Do you know how hard it is for a procrastinating dad with OCD to wrap the damn Lego Friends boxes at 2 AM on Christmas morning?  Do you really need the oblong edges?



Infantile Flatulence Foolery

Cookie: Daddy, my butt itches.  I have a rash and need ointment.

Daddy: Cookie, your butt looks fine.

Cookie: No, it itches.  Look closer.

*looks closer*


Cookie: Haha! Got you, Daddy!

Three reactions instantly popped into my head.

First, argggbublglglglglgglgl!  I never got over how ungodly, eye-watering stenches could emanate from such a cute baby.  (Yes, my nose was blessedly fortunate as you were toilet trained at about the time your pea soup diaper deposits were changing, so no, I never got used to the smell.)

Second, immense pride.  As one practical joker to another, that was truly impressive for toddler that hadn’t even turned two.  I can’t believe that you concocted the entire sequence and then set me up with a completely straight face.  After many years of witnessing guys making uninspired attempts of “smell this,” being caught like this by my beautiful little daughter was AWESOME.

Third, I didn’t know this side existed for girls.  Sugar and spice aside, you’ll soon be in a world where women hide the existence of necessary bodily functions for months in a relationship.  Advice for the future you: don’t.  A guy who can’t appreciate the humor isn’t worth the trouble.

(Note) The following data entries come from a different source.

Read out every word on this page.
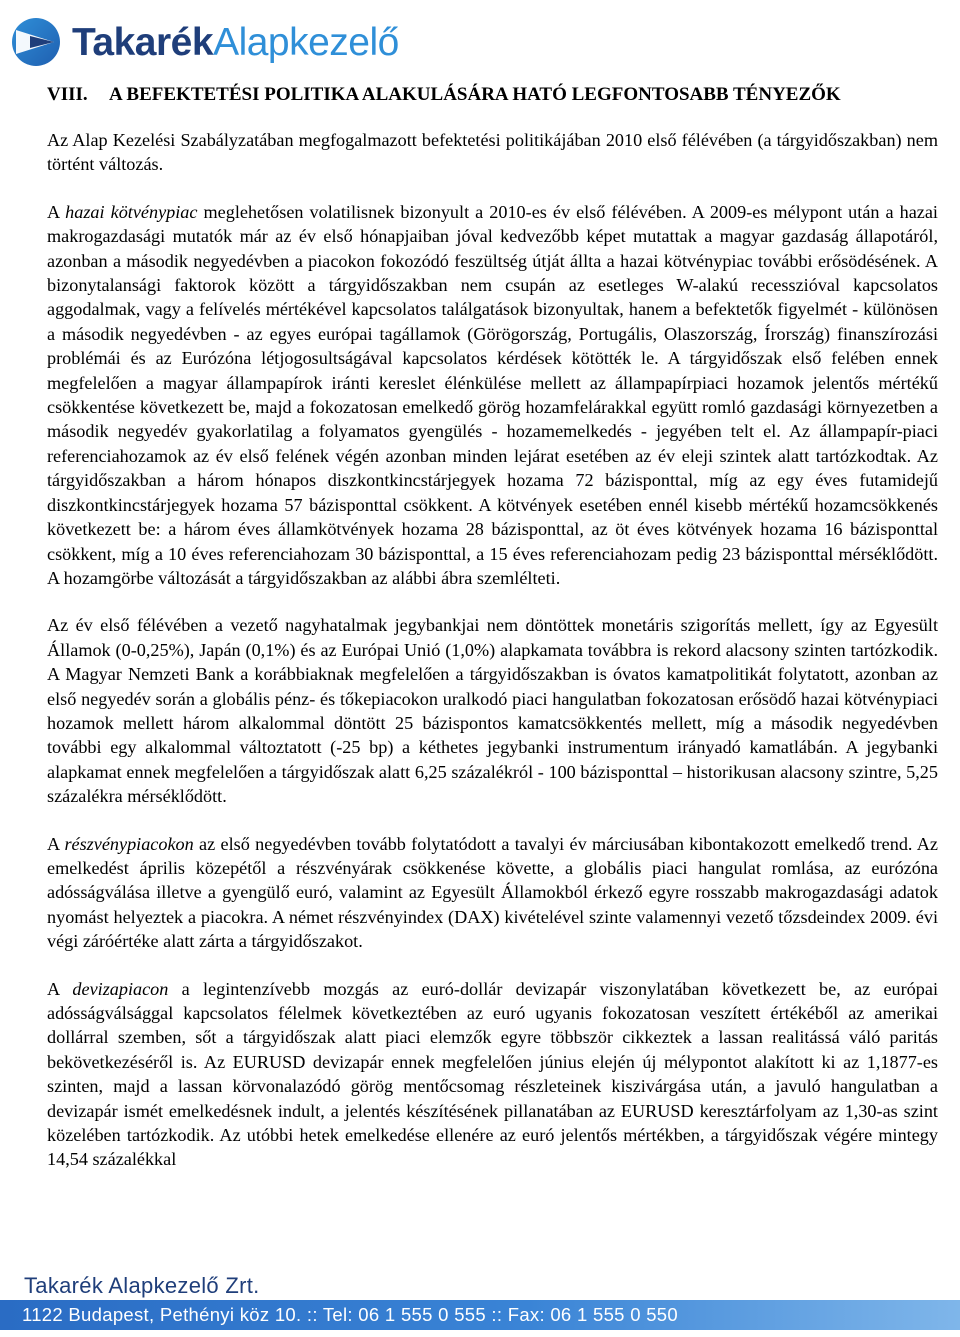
TakarékAlapkezelő
VIII.	A BEFEKTETÉSI POLITIKA ALAKULÁSÁRA HATÓ LEGFONTOSABB TÉNYEZŐK

Az Alap Kezelési Szabályzatában megfogalmazott befektetési politikájában 2010 első félévében (a tárgyidőszakban) nem történt változás.

A hazai kötvénypiac meglehetősen volatilisnek bizonyult a 2010-es év első félévében. A 2009-es mélypont után a hazai makrogazdasági mutatók már az év első hónapjaiban jóval kedvezőbb képet mutattak a magyar gazdaság állapotáról, azonban a második negyedévben a piacokon fokozódó feszültség útját állta a hazai kötvénypiac további erősödésének. A bizonytalansági faktorok között a tárgyidőszakban nem csupán az esetleges W-alakú recesszióval kapcsolatos aggodalmak, vagy a felívelés mértékével kapcsolatos találgatások bizonyultak, hanem a befektetők figyelmét - különösen a második negyedévben - az egyes európai tagállamok (Görögország, Portugális, Olaszország, Írország) finanszírozási problémái és az Eurózóna létjogosultságával kapcsolatos kérdések kötötték le. A tárgyidőszak első felében ennek megfelelően a magyar állampapírok iránti kereslet élénkülése mellett az állampapírpiaci hozamok jelentős mértékű csökkentése következett be, majd a fokozatosan emelkedő görög hozamfelárakkal együtt romló gazdasági környezetben a második negyedév gyakorlatilag a folyamatos gyengülés - hozamemelkedés - jegyében telt el. Az állampapír-piaci referenciahozamok az év első felének végén azonban minden lejárat esetében az év eleji szintek alatt tartózkodtak. Az tárgyidőszakban a három hónapos diszkontkincstárjegyek hozama 72 bázisponttal, míg az egy éves futamidejű diszkontkincstárjegyek hozama 57 bázisponttal csökkent. A kötvények esetében ennél kisebb mértékű hozamcsökkenés következett be: a három éves államkötvények hozama 28 bázisponttal, az öt éves kötvények hozama 16 bázisponttal csökkent, míg a 10 éves referenciahozam 30 bázisponttal, a 15 éves referenciahozam pedig 23 bázisponttal mérséklődött. A hozamgörbe változását a tárgyidőszakban az alábbi ábra szemlélteti.

Az év első félévében a vezető nagyhatalmak jegybankjai nem döntöttek monetáris szigorítás mellett, így az Egyesült Államok (0-0,25%), Japán (0,1%) és az Európai Unió (1,0%) alapkamata továbbra is rekord alacsony szinten tartózkodik. A Magyar Nemzeti Bank a korábbiaknak megfelelően a tárgyidőszakban is óvatos kamatpolitikát folytatott, azonban az első negyedév során a globális pénz- és tőkepiacokon uralkodó piaci hangulatban fokozatosan erősödő hazai kötvénypiaci hozamok mellett három alkalommal döntött 25 bázispontos kamatcsökkentés mellett, míg a második negyedévben további egy alkalommal változtatott (-25 bp) a kéthetes jegybanki instrumentum irányadó kamatlábán. A jegybanki alapkamat ennek megfelelően a tárgyidőszak alatt 6,25 százalékról - 100 bázisponttal – historikusan alacsony szintre, 5,25 százalékra mérséklődött.

A részvénypiacokon az első negyedévben tovább folytatódott a tavalyi év márciusában kibontakozott emelkedő trend. Az emelkedést április közepétől a részvényárak csökkenése követte, a globális piaci hangulat romlása, az eurózóna adósságválása illetve a gyengülő euró, valamint az Egyesült Államokból érkező egyre rosszabb makrogazdasági adatok nyomást helyeztek a piacokra. A német részvényindex (DAX) kivételével szinte valamennyi vezető tőzsdeindex 2009. évi végi záróértéke alatt zárta a tárgyidőszakot.

A devizapiacon a legintenzívebb mozgás az euró-dollár devizapár viszonylatában következett be, az európai adósságválsággal kapcsolatos félelmek következtében az euró ugyanis fokozatosan veszített értékéből az amerikai dollárral szemben, sőt a tárgyidőszak alatt piaci elemzők egyre többször cikkeztek a lassan realitássá váló paritás bekövetkezéséről is. Az EURUSD devizapár ennek megfelelően június elején új mélypontot alakított ki az 1,1877-es szinten, majd a lassan körvonalazódó görög mentőcsomag részleteinek kiszivárgása után, a javuló hangulatban a devizapár ismét emelkedésnek indult, a jelentés készítésének pillanatában az EURUSD keresztárfolyam az 1,30-as szint közelében tartózkodik. Az utóbbi hetek emelkedése ellenére az euró jelentős mértékben, a tárgyidőszak végére mintegy 14,54 százalékkal

Takarék Alapkezelő Zrt.
1122 Budapest, Pethényi köz 10. :: Tel: 06 1 555 0 555 :: Fax: 06 1 555 0 550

As you may have noticed, Cookie, many of these first posts are of a scatological nature.  Eating and pooping are very important to new parents (Many websites and doctors recommend digital scales.  For the baby!  Ew.), and since Mommy was primarily in charge of inputs in your early life (I lack the functional equipment to assist in that department  –Mommy insisted on feeding from the tap), I was primarily in charge of outputs.  At least that’s my excuse.  It has nothing to do with my immature sense of humor whatsoever.  Those high fives that I may or may not have given you when you let one near Mommy after this particular episode?  Didn’t happen.  Not that you can prove, anyway.